Así, ante los ojos de los revolucionarios surianos, que contemplaban la ocupación indiscriminada de sus territorios, el prestigio del convocante a la revolución se iba minando sin remedio. Con la acechanza sobre sus espaldas, Zapata le pidió a Madero que regresara a la capital del país para, desde ahí, intentar frenar el acometer de las fuerzas federales sobre los revolucionarios morelenses. Le demandaba sinceramente que sus esfuerzos no cejaran hasta obtener la paz en las tierras sureñas. Que él se mantendría a la defensiva, mientras se concretaba algún remedio a las graves condiciones que se proyectaban en el escenario futuro. Así, el 23 de agosto, Madero partió a la ciudad de México. Fue la última vez que sus miradas se entrecruzaron. Nunca más volvieron a reunirse.

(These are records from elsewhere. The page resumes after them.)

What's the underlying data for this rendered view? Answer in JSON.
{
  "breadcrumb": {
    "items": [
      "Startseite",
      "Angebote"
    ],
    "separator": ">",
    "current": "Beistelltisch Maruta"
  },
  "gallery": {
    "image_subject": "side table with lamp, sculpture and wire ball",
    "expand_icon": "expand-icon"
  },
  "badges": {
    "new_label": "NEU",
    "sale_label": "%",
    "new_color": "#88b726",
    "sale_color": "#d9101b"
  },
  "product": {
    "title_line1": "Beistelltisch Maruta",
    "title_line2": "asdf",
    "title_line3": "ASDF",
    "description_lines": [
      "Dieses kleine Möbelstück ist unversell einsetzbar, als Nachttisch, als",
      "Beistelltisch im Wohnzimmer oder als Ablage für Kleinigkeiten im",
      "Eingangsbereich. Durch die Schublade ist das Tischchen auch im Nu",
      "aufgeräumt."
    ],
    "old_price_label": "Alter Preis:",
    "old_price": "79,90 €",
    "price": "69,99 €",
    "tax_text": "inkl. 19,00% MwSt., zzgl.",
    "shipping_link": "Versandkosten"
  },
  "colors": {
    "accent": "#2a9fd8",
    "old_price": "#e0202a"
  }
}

No obstante, esta maniobra no fue redituable ni satisfactoria. Las tropas federales avanzaron, poniendo un cerco cada vez más estrecho sobre los rebeldes, que se vieron en la necesidad de huir, pues sus elementos no eran suficientes para medirse cara a cara contra sus enemigos.
Derrotado y arrepentido por depositar su confianza en Francisco I. Madero, el soldado del pueblo, Emiliano Zapata, tomó el camino hacia la sierra. Con seguridad, en su mente transitaban pensamientos encontrados que campeaban entre la sed venganza y la decepción. La oportunidad de transformar la difícil situación de sus coterráneos caía por los suelos. Lo que aparentó ser una victoria contundente, se tornaba en una derrota inconmensurable. El “presidente blanco” —como era llamado De la Barra— y Victoriano Huerta, se anotaban un laurel más en la estrategia emprendida para debilitar a los revolucionarios. No hay duda, para que apretara la cuña, debía ser del mismo palo. Y así sucedió.